Traffic lights are mostly directly above your head. In Australia they are usually on the other side of the road so it takes a bit of getting used to when bike riding! In Australia bike helmets are compulsory yet here you get the joy of riding with the wind in your hair, it’s really quite lovely. In Germany you ride on the opposite side of the road to Australia and there are a hell of a lot more bike paths.  But many are shared with pedestrians and it can be a bit confusing who goes where when as most pedestrians (including me at times) tend to meander. It makes me terrified of smacking into someone! You are often riding on cobblestones and paths and pavements are poorly tended, making the potholes of Brunswick seem like pin pricks in the road.

I thought there were loads of bike riders in Melbourne but here there are loads more. Everyone ride, regardless of age and size, which is encouraging to those like me who are bigger and less than fit! But I’m working on it and am enjoying riding my bike regularly. (We tried to sell our bikes before leaving Australia but no joy so we shipped them over).


Supermarkets in Leipzig tend to have a separate attached bakery and shop selling cooked meats like roast pork and (surprise, surprise) sausages. Each supermarket has almost more aisles of booze than real food. There’s also a lot of processed stuff like packet mix sauces and desserts and various things that I look at and have no idea what they are. I must look like an absolute nutter every time I go shopping as i look at everything and take ages.

Portion sizes are far smaller in food. You can get mini watermelons. Flour and sugar come in 1kg packets, no bigger. You can buy half a loaf of bread and icecream comes in little containers. Part of the obvious reason for this is that apartments and fridges are far smaller. It’s a real mental shift, I’m used to have a big fridge and shopping in bulk and freezing. Here I can’t do that so much.

There’s no green shopping bags like we have in Australia. Not a bad thing as they aren’t great for the environment. We bought cloth bags with us from Australia.

Supermarkets and almost all businesses are closed on sundays. The exception is the shops at the main train station.


Based on 6 years work in the sustainability sector, I think Australians in general are very compliant on recycling. Judging by our block of apartments, this is not the case in Leipzig. Of course, it is a lot more difficult in apartments as there is no way of controlling who is doing the wrong thing etc.  In Germany every plastic or glass bottle you buy attracts an extra fee. You can return your bottles at any supermarket, receive a receipt and get the cash back. An excellent idea meaning there are no bottles or cans littering the streets.

People buy a lot of bottled mineral water in bulk packs in Leipzig, where as back home everyone drank tap water.
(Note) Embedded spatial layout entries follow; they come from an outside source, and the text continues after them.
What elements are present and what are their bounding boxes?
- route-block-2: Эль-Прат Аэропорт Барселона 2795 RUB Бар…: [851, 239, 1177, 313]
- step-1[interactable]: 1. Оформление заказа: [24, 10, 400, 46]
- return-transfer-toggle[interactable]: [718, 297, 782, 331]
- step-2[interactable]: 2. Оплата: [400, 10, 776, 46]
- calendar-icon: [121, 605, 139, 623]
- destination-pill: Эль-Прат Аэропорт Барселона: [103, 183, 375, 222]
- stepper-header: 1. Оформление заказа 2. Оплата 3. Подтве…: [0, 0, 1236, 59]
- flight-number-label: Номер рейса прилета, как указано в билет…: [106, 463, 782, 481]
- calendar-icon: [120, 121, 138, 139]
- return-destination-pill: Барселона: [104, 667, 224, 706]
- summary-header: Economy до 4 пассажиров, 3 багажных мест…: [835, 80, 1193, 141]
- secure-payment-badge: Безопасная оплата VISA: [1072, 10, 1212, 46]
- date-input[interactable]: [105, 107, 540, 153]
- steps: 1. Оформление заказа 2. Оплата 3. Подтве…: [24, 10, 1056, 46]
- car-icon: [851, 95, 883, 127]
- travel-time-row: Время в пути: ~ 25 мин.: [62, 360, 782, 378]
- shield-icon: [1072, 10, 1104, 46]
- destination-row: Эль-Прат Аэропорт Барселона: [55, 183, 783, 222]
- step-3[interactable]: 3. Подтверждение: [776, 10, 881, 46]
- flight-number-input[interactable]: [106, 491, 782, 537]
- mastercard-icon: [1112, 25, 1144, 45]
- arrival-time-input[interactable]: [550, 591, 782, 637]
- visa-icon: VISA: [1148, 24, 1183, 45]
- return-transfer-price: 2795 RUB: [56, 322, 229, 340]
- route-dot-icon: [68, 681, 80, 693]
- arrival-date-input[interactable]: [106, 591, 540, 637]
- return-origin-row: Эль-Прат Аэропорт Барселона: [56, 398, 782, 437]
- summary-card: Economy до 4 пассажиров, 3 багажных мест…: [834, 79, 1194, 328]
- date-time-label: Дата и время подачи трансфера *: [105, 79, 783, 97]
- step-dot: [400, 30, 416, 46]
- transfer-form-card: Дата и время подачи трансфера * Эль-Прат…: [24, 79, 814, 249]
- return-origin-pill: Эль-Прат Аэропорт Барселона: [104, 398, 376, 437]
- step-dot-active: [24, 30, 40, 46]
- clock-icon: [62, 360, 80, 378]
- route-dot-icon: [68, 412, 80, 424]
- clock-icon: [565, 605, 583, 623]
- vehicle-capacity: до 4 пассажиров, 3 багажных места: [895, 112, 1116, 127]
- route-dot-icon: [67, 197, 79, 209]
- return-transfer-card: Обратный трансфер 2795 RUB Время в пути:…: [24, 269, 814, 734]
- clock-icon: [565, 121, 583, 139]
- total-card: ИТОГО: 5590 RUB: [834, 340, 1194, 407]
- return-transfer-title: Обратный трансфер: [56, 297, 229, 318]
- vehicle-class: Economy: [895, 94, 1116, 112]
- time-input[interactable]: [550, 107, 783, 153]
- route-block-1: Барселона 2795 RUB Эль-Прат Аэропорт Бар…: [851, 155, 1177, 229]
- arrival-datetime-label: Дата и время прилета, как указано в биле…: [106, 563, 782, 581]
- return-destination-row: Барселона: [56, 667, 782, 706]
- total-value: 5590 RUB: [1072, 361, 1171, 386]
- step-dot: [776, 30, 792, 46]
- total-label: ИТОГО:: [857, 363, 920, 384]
It’s really hard to get tap water in a restaurant. (I keep forgetting Leitungswasser -tap water).


Seriously I have never seen so many smokers! I say that as someone who used to smoke myself for 10 years. Here every time i turn around someone is puffing away. I really struggled with it when i was ill with the lurgy as I couldn’t stop coughing. You can smoke inside most restaurants and bars too.

By comparison I believe the rate is smoking in Australia is declining. In part due to the sheer cost of smoking (over $16 for a pack of cigarettes compared to $6 in Germany) but I also couldn’t help feeling that smoking had become in many instances, very socially undesirable. Plus of course there are messages like these on cigarette packets in Australia. Of course culture, socioeconomic status, gender, age etc all have a part to play…


Vegan and vegetarian food haven’t been hard to find at all. There’s plenty of lovely summer produce and all supermarkets have tofu, faux meat products and vegan cheese. There’s plenty of health food shops that stocks bits and pieces of vegan and gluten free food. I’ve had the odd kebab with haloumi from the Turkish kebab shops that are everwhere. Plenty of felafels too. I haven’t been able to find vegan ‘butter’ or nutritional yeast but there’s a vegan festival coming up in September so I may find it there.



** In Germany it’s really easy to buy alcohol. There are corner shops with nothing but booze and cigarettes, supermarkets etc. Also, you can drink in public. I remember the first time I took my husband Chris (from the UK) to a music festival in Australia and he couldn’t believe that if you wanted to drink you had to stay in a literally caged off area surrounded by security guards. And every time we went to an event somewhere like a classic concert at the Myer Music Bowl you were subjected to a lengthy bag search. Have I mentioned that booze in Leipzig is insanely cheap? Well except for mixed drinks. A G&T is about $7AUD at a bar or restaurant. Cocktails can be cheaper than mixed drinks which I find quite strange, perhaps the cost is for the soft drink?